Por estes dias manifestou-se em mim, do nada, uma dor terrível, primeiramente na barriga como um todo. Pensei causalmente e acreditei que eu tinha feito besteira. Comido algo estragado, sei lá. Vomitei, vomitei, vomitei e a dor nada de passar. Pensei: "Lá vem a diarréia". Que nada! Pensei que então o que estava me causando aquele desconforto todo era uma mera prisão de ventre. Tentei, utilizando o equipadíssimo arsenal medicamentoso da minha querida esposa, um laxante. Risco n'água! Fui para o hospital, afinal é para essas horas que pagamos os benditos seguros saúde.
Resumindo, fui examinado por cinco médicos em um dia. Todos desconfiaram, mas somente o quarto foi confiante no dignóstico: Apendicite. É, descobri que para morrer realmente basta estar vivo. Chavão, né?
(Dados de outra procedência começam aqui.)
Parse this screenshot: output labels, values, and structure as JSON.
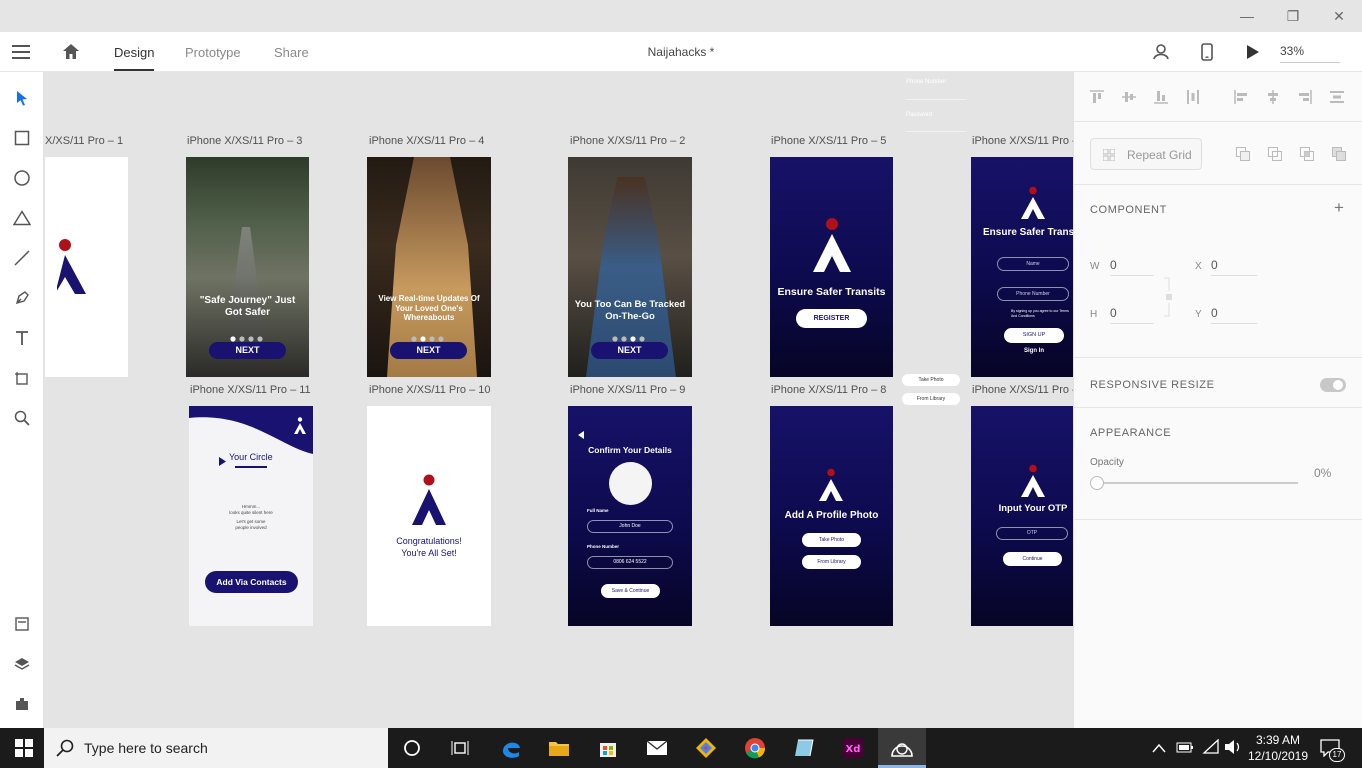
{
  "window": {
    "title": "Naijahacks *",
    "minimize": "—",
    "restore": "❐",
    "close": "✕"
  },
  "toolbar": {
    "tabs": [
      "Design",
      "Prototype",
      "Share"
    ],
    "active_tab": "Design",
    "zoom": "33%"
  },
  "left_tools": [
    "select-icon",
    "rectangle-icon",
    "ellipse-icon",
    "polygon-icon",
    "line-icon",
    "pen-icon",
    "text-icon",
    "artboard-icon",
    "zoom-icon",
    "assets-icon",
    "layers-icon",
    "plugins-icon"
  ],
  "artboards": {
    "row1": [
      {
        "label": "X/XS/11 Pro – 1"
      },
      {
        "label": "iPhone X/XS/11 Pro – 3",
        "caption": "\"Safe Journey\" Just Got Safer",
        "button": "NEXT"
      },
      {
        "label": "iPhone X/XS/11 Pro – 4",
        "caption": "View Real-time Updates Of Your Loved One's Whereabouts",
        "button": "NEXT"
      },
      {
        "label": "iPhone X/XS/11 Pro – 2",
        "caption": "You Too Can Be Tracked On-The-Go",
        "button": "NEXT"
      },
      {
        "label": "iPhone X/XS/11 Pro – 5",
        "caption": "Ensure Safer Transits",
        "button": "REGISTER"
      },
      {
        "label": "iPhone X/XS/11 Pro –",
        "caption": "Ensure Safer Trans",
        "fields": [
          "Name",
          "Phone Number"
        ],
        "terms": "By signing up you agree to our Terms And Conditions",
        "button": "SIGN UP",
        "link": "Sign In"
      }
    ],
    "row2": [
      {
        "label": "iPhone X/XS/11 Pro – 11",
        "heading": "Your Circle",
        "empty1": "Hmmm...",
        "empty2": "looks quite silent here",
        "empty3": "Let's get some",
        "empty4": "people involved",
        "button": "Add Via Contacts"
      },
      {
        "label": "iPhone X/XS/11 Pro – 10",
        "line1": "Congratulations!",
        "line2": "You're All Set!"
      },
      {
        "label": "iPhone X/XS/11 Pro – 9",
        "title": "Confirm Your Details",
        "name_label": "Full Name",
        "name_value": "John Doe",
        "phone_label": "Phone Number",
        "phone_value": "0806 624 5522",
        "button": "Save & Continue"
      },
      {
        "label": "iPhone X/XS/11 Pro – 8",
        "title": "Add A Profile Photo",
        "btn1": "Take Photo",
        "btn2": "From Library"
      },
      {
        "label": "iPhone X/XS/11 Pro –",
        "title": "Input Your OTP",
        "field": "OTP",
        "button": "Continue"
      }
    ],
    "floating": {
      "phone": "Phone Number",
      "password": "Password",
      "take": "Take Photo",
      "library": "From Library"
    }
  },
  "right_panel": {
    "repeat_grid": "Repeat Grid",
    "component": "COMPONENT",
    "w_label": "W",
    "w_value": "0",
    "h_label": "H",
    "h_value": "0",
    "x_label": "X",
    "x_value": "0",
    "y_label": "Y",
    "y_value": "0",
    "responsive_resize": "RESPONSIVE RESIZE",
    "appearance": "APPEARANCE",
    "opacity_label": "Opacity",
    "opacity_value": "0%"
  },
  "taskbar": {
    "search_placeholder": "Type here to search",
    "time": "3:39 AM",
    "date": "12/10/2019",
    "notifications": "17"
  },
  "colors": {
    "brand_navy": "#1a1270",
    "brand_red": "#b0101a",
    "accent_blue": "#1473e6"
  }
}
Mas, é o que a gente sente de verdade. Primeiro, o que eu tenho? Segundo, o que eu fiz? Terceiro, estou inteiramente nas mãos de terceiros que nem conheço. Não há respostas. Simplesmente um pouco de Ivan Ilitch do Tolstoi, mas não de todo, pois tinha muita gente que eu amava do meu lado. Não me senti sozinho no coração, somente na dor. Ainda bem, não queria mais ninguém comigo naquilo. Eu queria apenas sair.
Impotentes... É isso que somos e ponto. Sofrimento, inexorável. Para que tudo então? Respondo: por causa da ternura e do amor dos próximos. Vale a pena. Até DEUS se fez carne para estar conosco e compartilhar emoções. Assim, concluo, temos que ficar com aqueles que temos no coração. Há situações em que não se tem ninguém. Triste. Difícil. Mas, "impotentes" é o que somos. Só não compreendo bem quem se afasta deliberadamente… Porém, não julgo.
SK
A Morte de Ivan Ilitch é o absurdo de uma vida sem relaçōes autênticas.
ResponderExcluirÉ mentir que se casa , que se é pai, que se é amigo.
A doença e o morrer...
a vida, quer dizer, morte real...
A doença e a morte são o ponto mais real da vida.
Ivan Ilitch só entrou em contato com a realidade quando adoeceu. Até então , não tivera noção do que era viver...até começar a morrer....
GP
Pergunto-me... Será? Penso mais como um fato de que cada realidade em que vivemos seja uma verdade em si. Temos que considerar que nosso Ivan, se tivesse sofrido um acidente, teria vivido sim, mas sem conhecer a realidade de uma doença terminal não-identificada. Falar que uma criança não viveu por não ter experimentado tudo é, no mínimo, inconsistente. Afinal a vida, fisicamente existiu. Agradeço ao Tolstoi, que por meio do Sr. Ilitch, nos mostrou, ao menos mentalmente, um pouco dessa realidade sem termos que passar por isso de VERDADE.